Once the initial backup is loaded, the malware agent scans the files of this particular backup instance looking for signatures of malware. The malware agent will download reputation data for each of the files from a reputation database. For this initial backup instance, file reputations are downloaded for all of the files occurring in this particular backup. Depending on the number of files, this reputation data can range from a few kilobytes (KB) to several gigabytes (GB) or more.


If no malware is detected during the scanning of the first backup instance, then that first backup instance is identified by the recovery agent as a good recovery image to use for restoring the protected VM. As such, the first image may then be used to rebuild or restore the protected VM (e.g., at the protected site or at some other DR site). However, in situations where the first backup instance is found to be infected, then the recovery agent may terminate the test VM and move onto the next most recent backup instance, and may likewise construct a new instance of the test VM, load the next backup instance, reinstall the malware agent, and perform a malware scan on the next backup instance.

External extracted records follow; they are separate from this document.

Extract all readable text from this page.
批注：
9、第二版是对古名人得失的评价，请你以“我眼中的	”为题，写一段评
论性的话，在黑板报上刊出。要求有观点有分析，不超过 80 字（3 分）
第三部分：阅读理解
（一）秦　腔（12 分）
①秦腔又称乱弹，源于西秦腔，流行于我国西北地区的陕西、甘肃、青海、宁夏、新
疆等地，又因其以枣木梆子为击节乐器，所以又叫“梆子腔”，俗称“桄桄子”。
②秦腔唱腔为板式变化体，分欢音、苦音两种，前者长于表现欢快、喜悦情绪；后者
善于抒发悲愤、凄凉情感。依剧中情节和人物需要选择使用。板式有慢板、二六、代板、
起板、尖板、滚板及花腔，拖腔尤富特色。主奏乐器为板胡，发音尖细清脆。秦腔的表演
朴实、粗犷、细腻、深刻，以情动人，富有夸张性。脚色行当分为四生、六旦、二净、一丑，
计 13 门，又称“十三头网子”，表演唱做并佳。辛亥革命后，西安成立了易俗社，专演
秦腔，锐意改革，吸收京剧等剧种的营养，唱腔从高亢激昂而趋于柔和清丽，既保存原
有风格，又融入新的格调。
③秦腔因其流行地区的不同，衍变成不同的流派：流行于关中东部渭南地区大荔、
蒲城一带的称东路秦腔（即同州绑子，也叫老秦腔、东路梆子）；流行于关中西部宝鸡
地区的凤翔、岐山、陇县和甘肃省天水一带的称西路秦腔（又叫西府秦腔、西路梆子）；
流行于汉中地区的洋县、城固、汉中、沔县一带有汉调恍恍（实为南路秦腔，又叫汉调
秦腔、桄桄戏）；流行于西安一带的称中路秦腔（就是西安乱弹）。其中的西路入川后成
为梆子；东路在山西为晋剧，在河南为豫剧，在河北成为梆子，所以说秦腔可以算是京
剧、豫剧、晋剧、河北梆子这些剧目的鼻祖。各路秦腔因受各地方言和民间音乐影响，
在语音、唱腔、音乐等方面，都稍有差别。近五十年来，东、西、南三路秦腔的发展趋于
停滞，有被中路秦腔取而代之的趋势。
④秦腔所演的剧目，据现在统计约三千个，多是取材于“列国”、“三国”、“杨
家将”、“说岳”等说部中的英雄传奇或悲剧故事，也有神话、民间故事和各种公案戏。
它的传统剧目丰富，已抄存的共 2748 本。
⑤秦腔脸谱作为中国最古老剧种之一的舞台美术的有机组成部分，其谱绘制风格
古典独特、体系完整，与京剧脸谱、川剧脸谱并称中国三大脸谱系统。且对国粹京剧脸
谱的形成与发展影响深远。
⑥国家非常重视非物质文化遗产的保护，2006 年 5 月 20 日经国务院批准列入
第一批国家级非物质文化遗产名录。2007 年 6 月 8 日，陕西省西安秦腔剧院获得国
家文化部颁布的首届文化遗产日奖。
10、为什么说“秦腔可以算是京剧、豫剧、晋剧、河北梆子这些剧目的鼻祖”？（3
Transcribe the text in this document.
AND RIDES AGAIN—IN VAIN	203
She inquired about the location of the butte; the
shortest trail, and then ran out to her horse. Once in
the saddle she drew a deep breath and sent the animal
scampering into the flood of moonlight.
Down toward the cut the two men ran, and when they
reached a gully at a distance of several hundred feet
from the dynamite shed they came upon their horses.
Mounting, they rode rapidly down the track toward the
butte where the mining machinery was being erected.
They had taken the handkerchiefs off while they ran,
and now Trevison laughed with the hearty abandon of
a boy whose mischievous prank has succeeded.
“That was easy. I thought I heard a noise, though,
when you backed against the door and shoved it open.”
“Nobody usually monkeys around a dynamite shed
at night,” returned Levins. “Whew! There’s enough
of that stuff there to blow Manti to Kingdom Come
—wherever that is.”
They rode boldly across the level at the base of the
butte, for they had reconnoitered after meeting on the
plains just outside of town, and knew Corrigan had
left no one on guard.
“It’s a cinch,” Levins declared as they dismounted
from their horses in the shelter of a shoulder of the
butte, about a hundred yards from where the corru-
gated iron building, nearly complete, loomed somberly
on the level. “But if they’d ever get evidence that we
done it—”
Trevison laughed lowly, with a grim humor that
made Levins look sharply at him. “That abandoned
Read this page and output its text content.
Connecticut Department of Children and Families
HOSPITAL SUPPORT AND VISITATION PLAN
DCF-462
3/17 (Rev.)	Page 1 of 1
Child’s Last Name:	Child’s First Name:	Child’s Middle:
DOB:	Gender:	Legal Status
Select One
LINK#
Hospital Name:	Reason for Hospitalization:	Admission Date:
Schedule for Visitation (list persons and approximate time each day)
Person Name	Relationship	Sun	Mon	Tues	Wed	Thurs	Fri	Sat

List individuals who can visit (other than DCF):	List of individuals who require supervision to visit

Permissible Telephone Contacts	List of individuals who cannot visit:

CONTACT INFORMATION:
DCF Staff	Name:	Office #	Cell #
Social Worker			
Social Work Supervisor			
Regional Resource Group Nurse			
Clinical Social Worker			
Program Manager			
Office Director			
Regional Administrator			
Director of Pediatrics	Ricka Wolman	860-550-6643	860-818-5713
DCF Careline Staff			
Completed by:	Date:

The download of reputation data during the creation of these test VMs creates a network traffic and computational burden on both the test VM infrastructure, the reputation database, and on the network infrastructure connecting these two systems. As such, during the initial download of reputation data for the first backup instance, the recovery agent creates a reputation cache at the recovery site and stores the reputation data within that reputation cache. During each subsequent validation of each of the backup instances, the test VM uses the reputation cache (e.g., as a locally-mounted drive or the like) for any files that overlap between the first backup instance and subsequent backup instances. Since most files in one backup instance of the same computing device typically are present in other backup instances, most of the reputation data needed during a malware scan of subsequent backup instances will be available in the reputation cache, and thus will not need to be reacquired from the reputation database.


Aspects of the disclosure improve the operations of a computer by reducing the amount of network traffic and computational burden with duplicate copying of reputation data during multiple malware scans of backup images from a given computing device. In situations where multiple backup images of the same computing device need to be scanned, and reputation data needs to be acquired and used during each of those malware scans, the architecture and methods described herein reduce the redundant requests for reputation data after initial acquisition. The local storage and retention of such reputation data between scanning of multiple backup instances allows the reputation data for particular files to be requested and acquired only once, thereafter retaining the reputation data locally such that most or all of the reputation data needed for a scan of another backup instance is already locally present.


While described with reference to VMs in various examples, the disclosure is operable with any form of virtual computing instance (VCI) including, but not limited to, virtual machines (VMs), containers, or other types of isolated software entities that can run on a computer system. Alternatively, or additionally, the architecture is generally operable in non-virtualized implementations and/or environments without departing from the description herein.



FIG. 1 illustrates an example architecture 100 that advantageously provides recovery techniques and methods for recovering and restoring computing services in response to disruptive events such as ransomware attacks. Architecture 100 uses a computing platform which may be implemented on one or more computing apparatus 518 of FIG. 5 and/or using a virtualization architecture 400 as illustrated in FIG. 4. In this example, the architecture 100 includes a protected site 110, a storage site 120, and a recovery site 140, any or all of which may use a virtualization architecture such as the virtualization architecture 400 of FIG. 4. For purposes of illustration and discussion, the protected site 110 executes one or more protected computing resources (or just “protected devices”) 102, such as a production enterprise datacenter environment or the like, and these protected devices 102 contain data that is the subject of the backup and recovery techniques described herein. The storage site 120 represents a backup environment in which backups of the protected devices 102 are stored. The recovery site 140 represents a recovery environment in which particular malware detection operations are performed during recovery operations after one of the protected devices 102 has become infected by malware, as described herein.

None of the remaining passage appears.